Please note: the eligibility for Small Business CGT concessions is not included and therefore, the previous turnover threshold of $2M or the $6M net asset test still apply.
2. The Small Business Entity
(SBE) turnover threshold has now increased from $10 million to $50 million. This gives businesses with aggregated turnover less than $50 million access to the below small business tax concessions.
3. $20,000 small business incentives for energy efficiency for FY2023-24:
As previously announced, the Small Business Energy Incentive provides an additional deduction of 20% of the cost of eligible depreciating assets that support electrification and more efficient use of energy.
Up to $100,000 of total expenditure will be eligible, with a maximum bonus deduction of $20,000.
4. Stock – As a business that holds trading stock, we recommend that you review your stock prior to 30 June 2024. A taxpayer is allowed to value their stock at the lower of Cost or Net realizable Value (i.e. what the stock is worth). If applicable, review and write-off obsolete stock, and ensure stock take is accurate at 30 June 2024.

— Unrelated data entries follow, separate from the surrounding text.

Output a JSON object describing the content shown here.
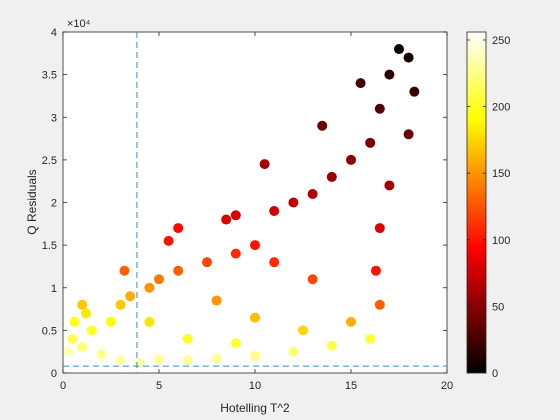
{
  "chart_data": {
    "type": "scatter",
    "xlabel": "Hotelling T^2",
    "ylabel": "Q Residuals",
    "y_exponent_label": "×10⁴",
    "xlim": [
      0,
      20
    ],
    "ylim": [
      0,
      40000
    ],
    "x_ticks": [
      "0",
      "5",
      "10",
      "15",
      "20"
    ],
    "y_ticks": [
      "0",
      "0.5",
      "1",
      "1.5",
      "2",
      "2.5",
      "3",
      "3.5",
      "4"
    ],
    "colorbar": {
      "colormap": "hot",
      "range": [
        0,
        256
      ],
      "ticks": [
        "0",
        "50",
        "100",
        "150",
        "200",
        "250"
      ]
    },
    "reference_lines": {
      "vertical_x": 3.85,
      "horizontal_y": 800,
      "style": "dashed",
      "color": "#2f8fcf"
    },
    "grid": false,
    "legend": "none",
    "points": [
      {
        "x": 0.3,
        "y": 2500,
        "c": 235
      },
      {
        "x": 1.0,
        "y": 3000,
        "c": 222
      },
      {
        "x": 2.0,
        "y": 2200,
        "c": 226
      },
      {
        "x": 3.0,
        "y": 1500,
        "c": 232
      },
      {
        "x": 4.0,
        "y": 1200,
        "c": 234
      },
      {
        "x": 5.0,
        "y": 1600,
        "c": 228
      },
      {
        "x": 6.5,
        "y": 1500,
        "c": 230
      },
      {
        "x": 8.0,
        "y": 1700,
        "c": 228
      },
      {
        "x": 10.0,
        "y": 2000,
        "c": 225
      },
      {
        "x": 12.0,
        "y": 2500,
        "c": 220
      },
      {
        "x": 14.0,
        "y": 3200,
        "c": 212
      },
      {
        "x": 16.0,
        "y": 4000,
        "c": 205
      },
      {
        "x": 0.5,
        "y": 4000,
        "c": 210
      },
      {
        "x": 1.5,
        "y": 5000,
        "c": 200
      },
      {
        "x": 2.5,
        "y": 6000,
        "c": 190
      },
      {
        "x": 0.6,
        "y": 6000,
        "c": 195
      },
      {
        "x": 1.2,
        "y": 7000,
        "c": 182
      },
      {
        "x": 3.0,
        "y": 8000,
        "c": 170
      },
      {
        "x": 3.5,
        "y": 9000,
        "c": 160
      },
      {
        "x": 4.5,
        "y": 10000,
        "c": 150
      },
      {
        "x": 5.0,
        "y": 11000,
        "c": 140
      },
      {
        "x": 6.0,
        "y": 12000,
        "c": 130
      },
      {
        "x": 7.5,
        "y": 13000,
        "c": 120
      },
      {
        "x": 9.0,
        "y": 14000,
        "c": 110
      },
      {
        "x": 10.0,
        "y": 15000,
        "c": 100
      },
      {
        "x": 5.5,
        "y": 15500,
        "c": 100
      },
      {
        "x": 6.0,
        "y": 17000,
        "c": 95
      },
      {
        "x": 8.5,
        "y": 18000,
        "c": 80
      },
      {
        "x": 9.0,
        "y": 18500,
        "c": 78
      },
      {
        "x": 11.0,
        "y": 19000,
        "c": 75
      },
      {
        "x": 12.0,
        "y": 20000,
        "c": 70
      },
      {
        "x": 13.0,
        "y": 21000,
        "c": 65
      },
      {
        "x": 14.0,
        "y": 23000,
        "c": 55
      },
      {
        "x": 15.0,
        "y": 25000,
        "c": 50
      },
      {
        "x": 16.0,
        "y": 27000,
        "c": 45
      },
      {
        "x": 16.5,
        "y": 31000,
        "c": 30
      },
      {
        "x": 17.0,
        "y": 35000,
        "c": 15
      },
      {
        "x": 17.5,
        "y": 38000,
        "c": 5
      },
      {
        "x": 18.0,
        "y": 37000,
        "c": 8
      },
      {
        "x": 18.3,
        "y": 33000,
        "c": 20
      },
      {
        "x": 18.0,
        "y": 28000,
        "c": 40
      },
      {
        "x": 17.0,
        "y": 22000,
        "c": 60
      },
      {
        "x": 16.5,
        "y": 17000,
        "c": 80
      },
      {
        "x": 16.3,
        "y": 12000,
        "c": 100
      },
      {
        "x": 16.5,
        "y": 8000,
        "c": 130
      },
      {
        "x": 15.0,
        "y": 6000,
        "c": 160
      },
      {
        "x": 12.5,
        "y": 5000,
        "c": 175
      },
      {
        "x": 10.0,
        "y": 6500,
        "c": 165
      },
      {
        "x": 8.0,
        "y": 8500,
        "c": 150
      },
      {
        "x": 13.0,
        "y": 11000,
        "c": 120
      },
      {
        "x": 11.0,
        "y": 13000,
        "c": 110
      },
      {
        "x": 4.5,
        "y": 6000,
        "c": 180
      },
      {
        "x": 6.5,
        "y": 4000,
        "c": 200
      },
      {
        "x": 9.0,
        "y": 3500,
        "c": 205
      },
      {
        "x": 10.5,
        "y": 24500,
        "c": 60
      },
      {
        "x": 13.5,
        "y": 29000,
        "c": 40
      },
      {
        "x": 15.5,
        "y": 34000,
        "c": 25
      },
      {
        "x": 1.0,
        "y": 8000,
        "c": 170
      },
      {
        "x": 3.2,
        "y": 12000,
        "c": 130
      }
    ]
  }
}
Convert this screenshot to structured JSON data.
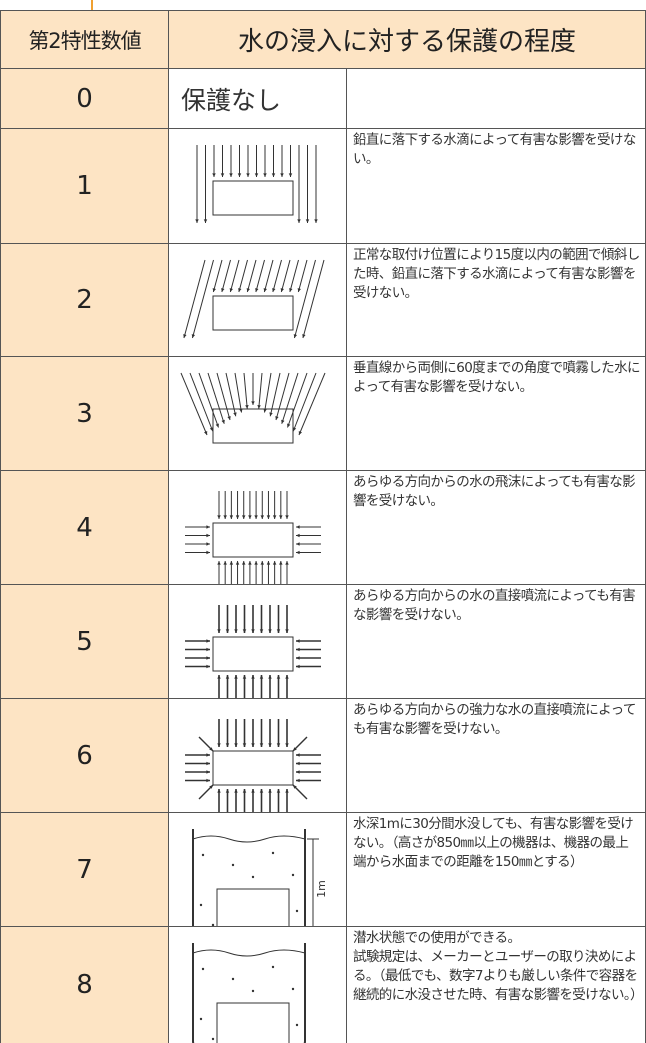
{
  "header": {
    "code": "第2特性数値",
    "title": "水の浸入に対する保護の程度"
  },
  "rows": [
    {
      "code": "0",
      "label": "保護なし"
    },
    {
      "code": "1",
      "text": "鉛直に落下する水滴によって有害な影響を受けない。"
    },
    {
      "code": "2",
      "text": "正常な取付け位置により15度以内の範囲で傾斜した時、鉛直に落下する水滴によって有害な影響を受けない。"
    },
    {
      "code": "3",
      "text": "垂直線から両側に60度までの角度で噴霧した水によって有害な影響を受けない。"
    },
    {
      "code": "4",
      "text": "あらゆる方向からの水の飛沫によっても有害な影響を受けない。"
    },
    {
      "code": "5",
      "text": "あらゆる方向からの水の直接噴流によっても有害な影響を受けない。"
    },
    {
      "code": "6",
      "text": "あらゆる方向からの強力な水の直接噴流によっても有害な影響を受けない。"
    },
    {
      "code": "7",
      "text": "水深1mに30分間水没しても、有害な影響を受けない。（高さが850㎜以上の機器は、機器の最上端から水面までの距離を150㎜とする）",
      "diagram_label": "1m"
    },
    {
      "code": "8",
      "text": "潜水状態での使用ができる。\n試験規定は、メーカーとユーザーの取り決めによる。（最低でも、数字7よりも厳しい条件で容器を継続的に水没させた時、有害な影響を受けない。）"
    }
  ]
}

5. Directors loan accounts – Division 7A:
For time to time, Directors or associates of a company may borrow funds from the company for private purposes. A company has until the time of lodgement of their tax return (e.g. May 25 for 2024 year) to either receive repayment of the Director loan or establish a Division 7A loan agreement. This agreement sets out the interest rate and repayment terms. The current benchmark interest rate for FY24 is 8.27% (FY23 4.77%) p.a. If either of these are not met, then the company must declare an unfranked dividend to the shareholder which creates a significant tax liability.
6. Declaring Franked dividends: A company has the discretion to declare Dividends at any time during the year. These Dividends can be franked which means that a tax credit is included in the dividend. Dividends must be declared and minuted prior to year-end to be valid.
7. Trust Distributions:
Each year the trustees of a Trust must determine income and capital distributions from a trust. This Distribution minute must be signed off before 30 June each year and specify the beneficiaries that will be allocated each class of income.

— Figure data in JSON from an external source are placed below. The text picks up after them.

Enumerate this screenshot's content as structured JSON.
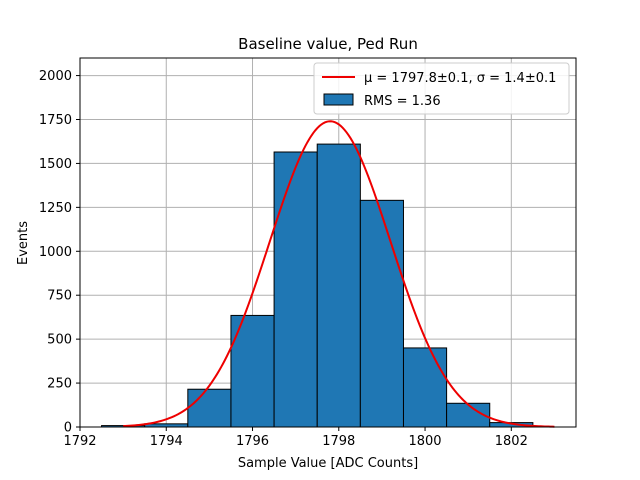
{
  "chart_data": {
    "type": "bar",
    "title": "Baseline value, Ped Run",
    "xlabel": "Sample Value [ADC Counts]",
    "ylabel": "Events",
    "xlim": [
      1792,
      1803.5
    ],
    "ylim": [
      0,
      2100
    ],
    "grid": true,
    "legend_position": "top-right",
    "xticks": [
      1792,
      1794,
      1796,
      1798,
      1800,
      1802
    ],
    "yticks": [
      0,
      250,
      500,
      750,
      1000,
      1250,
      1500,
      1750,
      2000
    ],
    "bin_edges": [
      1792.5,
      1793.5,
      1794.5,
      1795.5,
      1796.5,
      1797.5,
      1798.5,
      1799.5,
      1800.5,
      1801.5,
      1802.5
    ],
    "counts": [
      8,
      18,
      215,
      635,
      1565,
      1610,
      1290,
      450,
      135,
      25
    ],
    "fit": {
      "type": "gaussian",
      "mu": 1797.8,
      "sigma": 1.4,
      "amplitude": 1740,
      "x_range": [
        1793,
        1803
      ]
    },
    "legend": [
      {
        "label": "μ = 1797.8±0.1, σ = 1.4±0.1",
        "color": "#ee0000",
        "kind": "line"
      },
      {
        "label": "RMS = 1.36",
        "color": "#1f77b4",
        "kind": "patch"
      }
    ],
    "colors": {
      "bar_fill": "#1f77b4",
      "bar_edge": "#000000",
      "fit_line": "#ee0000",
      "grid": "#b0b0b0"
    }
  }
}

We note that recently the ATO has sought to review distributions to adult beneficiaries such as children, and consider these as s100A reimbursement agreements. Broadly, the ATO have concerns that these adult children are not receiving distributions (which are retained in the trust for working capital). If this is applicable, we will discuss appropriate strategies with you.
8. Client Gifts:
A taxpayer who carries on a business is entitled to a deduction for an outgoing incurred on a gift made to a former or current client if the gift is characterised as being made for the purpose of producing future assessable income.

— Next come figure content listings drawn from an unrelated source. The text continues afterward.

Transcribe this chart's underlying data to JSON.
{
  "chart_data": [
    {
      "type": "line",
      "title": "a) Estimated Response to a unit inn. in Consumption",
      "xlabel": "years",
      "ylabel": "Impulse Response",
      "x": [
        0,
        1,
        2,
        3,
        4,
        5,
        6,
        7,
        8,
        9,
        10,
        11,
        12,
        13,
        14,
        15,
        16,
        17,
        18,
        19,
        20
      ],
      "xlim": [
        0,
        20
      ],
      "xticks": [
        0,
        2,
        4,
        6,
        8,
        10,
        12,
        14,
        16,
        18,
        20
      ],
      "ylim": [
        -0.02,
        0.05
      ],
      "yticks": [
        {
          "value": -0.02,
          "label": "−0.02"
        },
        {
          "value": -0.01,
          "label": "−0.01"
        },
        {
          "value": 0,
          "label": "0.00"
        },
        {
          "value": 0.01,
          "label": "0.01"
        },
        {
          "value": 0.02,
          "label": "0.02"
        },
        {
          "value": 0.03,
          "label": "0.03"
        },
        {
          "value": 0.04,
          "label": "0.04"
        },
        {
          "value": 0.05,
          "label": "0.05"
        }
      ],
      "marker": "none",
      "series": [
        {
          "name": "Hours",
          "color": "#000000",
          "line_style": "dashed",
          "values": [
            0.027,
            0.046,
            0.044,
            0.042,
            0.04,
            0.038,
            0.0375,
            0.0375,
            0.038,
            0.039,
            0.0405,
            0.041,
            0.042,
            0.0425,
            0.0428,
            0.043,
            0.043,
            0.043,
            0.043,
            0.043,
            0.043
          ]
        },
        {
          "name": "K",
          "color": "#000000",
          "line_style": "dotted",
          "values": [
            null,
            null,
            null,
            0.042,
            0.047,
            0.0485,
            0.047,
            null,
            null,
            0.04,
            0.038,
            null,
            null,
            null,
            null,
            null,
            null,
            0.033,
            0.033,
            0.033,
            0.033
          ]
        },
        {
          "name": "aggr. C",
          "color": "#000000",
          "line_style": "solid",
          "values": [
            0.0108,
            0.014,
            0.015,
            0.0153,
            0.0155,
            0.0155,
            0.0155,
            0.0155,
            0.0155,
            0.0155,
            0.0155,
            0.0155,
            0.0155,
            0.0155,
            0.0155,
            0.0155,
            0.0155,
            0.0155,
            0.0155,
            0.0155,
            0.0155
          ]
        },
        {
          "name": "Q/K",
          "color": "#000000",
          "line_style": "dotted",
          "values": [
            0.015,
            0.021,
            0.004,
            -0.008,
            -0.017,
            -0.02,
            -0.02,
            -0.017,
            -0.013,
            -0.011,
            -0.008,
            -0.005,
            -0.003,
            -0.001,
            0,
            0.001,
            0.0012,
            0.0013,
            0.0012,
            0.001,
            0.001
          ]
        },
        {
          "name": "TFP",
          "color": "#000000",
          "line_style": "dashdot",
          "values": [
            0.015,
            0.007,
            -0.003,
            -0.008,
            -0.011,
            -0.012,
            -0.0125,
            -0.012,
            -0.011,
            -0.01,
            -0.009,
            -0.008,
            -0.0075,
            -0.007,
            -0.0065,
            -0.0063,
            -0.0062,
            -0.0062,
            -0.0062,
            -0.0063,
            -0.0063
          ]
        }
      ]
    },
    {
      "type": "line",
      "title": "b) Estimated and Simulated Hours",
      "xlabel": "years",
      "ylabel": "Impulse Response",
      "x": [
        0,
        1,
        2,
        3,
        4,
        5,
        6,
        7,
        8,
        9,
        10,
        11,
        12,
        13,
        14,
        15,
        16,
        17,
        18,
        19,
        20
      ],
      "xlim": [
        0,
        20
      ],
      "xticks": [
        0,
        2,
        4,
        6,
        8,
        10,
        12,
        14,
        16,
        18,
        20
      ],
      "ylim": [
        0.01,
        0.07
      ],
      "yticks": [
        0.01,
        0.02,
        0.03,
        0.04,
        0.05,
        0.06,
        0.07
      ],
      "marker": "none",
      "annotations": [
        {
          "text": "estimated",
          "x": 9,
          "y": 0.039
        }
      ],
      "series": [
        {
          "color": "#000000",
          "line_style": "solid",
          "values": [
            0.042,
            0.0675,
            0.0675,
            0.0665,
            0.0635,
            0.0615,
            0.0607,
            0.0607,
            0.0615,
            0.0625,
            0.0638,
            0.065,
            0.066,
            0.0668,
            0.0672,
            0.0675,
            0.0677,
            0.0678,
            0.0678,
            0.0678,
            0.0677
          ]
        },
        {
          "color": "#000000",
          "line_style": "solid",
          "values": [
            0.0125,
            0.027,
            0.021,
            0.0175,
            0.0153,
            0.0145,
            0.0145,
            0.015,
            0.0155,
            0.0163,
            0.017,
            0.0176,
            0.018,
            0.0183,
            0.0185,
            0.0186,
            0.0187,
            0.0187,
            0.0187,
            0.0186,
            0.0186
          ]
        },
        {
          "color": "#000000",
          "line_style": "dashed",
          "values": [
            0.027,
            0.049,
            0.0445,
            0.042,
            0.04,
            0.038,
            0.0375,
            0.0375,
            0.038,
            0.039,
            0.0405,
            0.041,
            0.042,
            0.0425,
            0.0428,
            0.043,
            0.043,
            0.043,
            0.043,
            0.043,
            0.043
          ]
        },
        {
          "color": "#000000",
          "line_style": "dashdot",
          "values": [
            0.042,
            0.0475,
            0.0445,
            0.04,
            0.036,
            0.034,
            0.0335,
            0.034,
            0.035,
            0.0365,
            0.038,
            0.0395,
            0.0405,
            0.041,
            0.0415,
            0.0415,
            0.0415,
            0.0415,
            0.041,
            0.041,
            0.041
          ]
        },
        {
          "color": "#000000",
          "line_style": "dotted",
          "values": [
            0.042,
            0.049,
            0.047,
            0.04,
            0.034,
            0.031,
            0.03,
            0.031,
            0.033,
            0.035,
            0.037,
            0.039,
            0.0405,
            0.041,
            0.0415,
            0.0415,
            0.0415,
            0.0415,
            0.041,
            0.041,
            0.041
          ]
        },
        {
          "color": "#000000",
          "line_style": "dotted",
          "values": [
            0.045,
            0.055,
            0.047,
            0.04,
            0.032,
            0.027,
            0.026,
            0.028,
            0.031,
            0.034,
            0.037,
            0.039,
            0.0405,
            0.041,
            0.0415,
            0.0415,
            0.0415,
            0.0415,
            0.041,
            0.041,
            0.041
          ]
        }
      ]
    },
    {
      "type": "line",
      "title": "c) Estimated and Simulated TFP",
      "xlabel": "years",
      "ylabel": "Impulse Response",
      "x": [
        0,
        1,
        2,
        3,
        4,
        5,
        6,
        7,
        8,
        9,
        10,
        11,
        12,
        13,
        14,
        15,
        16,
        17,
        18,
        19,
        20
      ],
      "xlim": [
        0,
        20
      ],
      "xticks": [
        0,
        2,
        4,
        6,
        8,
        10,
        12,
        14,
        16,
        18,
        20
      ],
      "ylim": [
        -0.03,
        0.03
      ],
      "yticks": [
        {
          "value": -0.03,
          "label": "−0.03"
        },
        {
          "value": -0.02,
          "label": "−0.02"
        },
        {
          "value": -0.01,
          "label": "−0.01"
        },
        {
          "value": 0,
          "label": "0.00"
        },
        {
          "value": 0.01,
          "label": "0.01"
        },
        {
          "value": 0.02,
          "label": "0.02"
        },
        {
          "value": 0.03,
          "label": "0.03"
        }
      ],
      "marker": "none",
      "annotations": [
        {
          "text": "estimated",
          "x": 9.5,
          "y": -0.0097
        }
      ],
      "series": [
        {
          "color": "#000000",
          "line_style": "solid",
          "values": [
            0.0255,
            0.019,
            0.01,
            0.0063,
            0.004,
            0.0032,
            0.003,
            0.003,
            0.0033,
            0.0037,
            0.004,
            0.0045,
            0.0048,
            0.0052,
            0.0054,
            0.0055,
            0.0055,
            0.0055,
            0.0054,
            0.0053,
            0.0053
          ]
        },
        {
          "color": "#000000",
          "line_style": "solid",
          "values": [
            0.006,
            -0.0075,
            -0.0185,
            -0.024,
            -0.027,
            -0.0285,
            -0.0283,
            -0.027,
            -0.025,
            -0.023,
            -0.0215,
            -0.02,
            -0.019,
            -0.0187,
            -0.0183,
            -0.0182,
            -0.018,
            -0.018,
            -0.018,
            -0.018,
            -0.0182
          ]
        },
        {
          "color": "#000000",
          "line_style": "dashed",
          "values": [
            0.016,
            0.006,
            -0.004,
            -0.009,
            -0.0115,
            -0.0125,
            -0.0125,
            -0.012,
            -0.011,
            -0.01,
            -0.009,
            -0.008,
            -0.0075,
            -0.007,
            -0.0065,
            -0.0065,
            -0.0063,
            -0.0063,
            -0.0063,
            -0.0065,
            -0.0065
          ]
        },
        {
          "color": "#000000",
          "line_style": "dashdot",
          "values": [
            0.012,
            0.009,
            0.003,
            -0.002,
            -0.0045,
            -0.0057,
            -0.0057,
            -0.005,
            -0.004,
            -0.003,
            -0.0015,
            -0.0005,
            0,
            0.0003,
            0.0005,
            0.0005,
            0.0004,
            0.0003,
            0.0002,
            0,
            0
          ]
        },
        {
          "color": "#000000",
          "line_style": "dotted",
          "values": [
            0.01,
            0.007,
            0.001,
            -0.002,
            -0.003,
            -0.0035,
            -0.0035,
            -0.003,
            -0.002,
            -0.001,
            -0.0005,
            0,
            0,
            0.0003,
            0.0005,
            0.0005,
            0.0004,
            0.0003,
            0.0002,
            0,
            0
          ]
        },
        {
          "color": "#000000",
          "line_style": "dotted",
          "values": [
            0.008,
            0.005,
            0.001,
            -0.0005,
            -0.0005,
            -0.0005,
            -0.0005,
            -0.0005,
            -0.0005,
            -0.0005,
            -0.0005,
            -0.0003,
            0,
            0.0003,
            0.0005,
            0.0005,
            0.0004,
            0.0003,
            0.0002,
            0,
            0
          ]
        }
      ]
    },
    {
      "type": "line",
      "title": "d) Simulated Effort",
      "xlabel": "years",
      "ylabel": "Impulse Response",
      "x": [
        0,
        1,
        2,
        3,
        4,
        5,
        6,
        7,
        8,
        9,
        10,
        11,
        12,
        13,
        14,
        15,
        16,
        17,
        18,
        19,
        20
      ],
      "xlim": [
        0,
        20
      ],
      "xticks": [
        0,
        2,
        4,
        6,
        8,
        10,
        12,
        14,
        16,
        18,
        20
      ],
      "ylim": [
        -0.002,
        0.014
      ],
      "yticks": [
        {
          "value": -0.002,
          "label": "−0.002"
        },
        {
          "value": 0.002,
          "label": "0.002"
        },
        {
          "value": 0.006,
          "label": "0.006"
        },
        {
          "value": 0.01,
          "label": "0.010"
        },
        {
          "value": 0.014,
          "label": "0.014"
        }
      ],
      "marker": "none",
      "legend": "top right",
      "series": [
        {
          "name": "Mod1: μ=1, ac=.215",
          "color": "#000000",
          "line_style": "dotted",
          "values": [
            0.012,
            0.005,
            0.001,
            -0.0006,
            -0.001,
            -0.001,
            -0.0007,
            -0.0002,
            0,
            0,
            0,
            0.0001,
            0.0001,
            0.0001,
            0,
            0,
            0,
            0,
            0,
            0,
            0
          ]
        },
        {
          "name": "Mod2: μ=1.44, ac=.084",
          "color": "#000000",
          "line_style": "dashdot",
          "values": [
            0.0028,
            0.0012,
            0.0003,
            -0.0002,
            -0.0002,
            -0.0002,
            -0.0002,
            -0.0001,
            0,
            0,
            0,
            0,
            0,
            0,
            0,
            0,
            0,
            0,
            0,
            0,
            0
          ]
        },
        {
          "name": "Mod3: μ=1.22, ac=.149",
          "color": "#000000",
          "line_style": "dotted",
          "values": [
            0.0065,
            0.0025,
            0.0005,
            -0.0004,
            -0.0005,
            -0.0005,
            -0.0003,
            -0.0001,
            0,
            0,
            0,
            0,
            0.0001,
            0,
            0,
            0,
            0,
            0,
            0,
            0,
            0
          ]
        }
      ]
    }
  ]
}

Consider providing gifts to clients in order to retain / attract business. This can form part of a marketing strategy, as well as legitimately providing a tax deduction.
9. Deferring income:
A really simple strategy has always been to consider deferring income until the following financial year by way of deferring invoices.
10. Reviewing debtors:
Taxpayers with outstanding debtors should review them to determine whether any are bad and can be written off prior to 30 June 2024 in order to claim a bad debt deduction. You should record or ‘Minute’ the decision to write-off the debt as uncollectible prior to 30 June 2024. NB This does not prohibit you from still trying to recover this debt at some time in the future.
11. Electric Vehicles are now FBT exempt
Electric cars (not Hybrid cars) will be exempt from FBT from 1 July 2022 as announced in the October 2022 Federal budget. Specifically, this legislation will exempt battery, hydrogen fuel cell and plug-in hybrid electric cars from Fringe Benefits Tax (FBT) and import tariffs. This exemption applies to eligible cars acquired and held for use from 1 July 2022 and have a first retail price below the luxury car tax threshold for fuel-efficient cars (currently $89,332).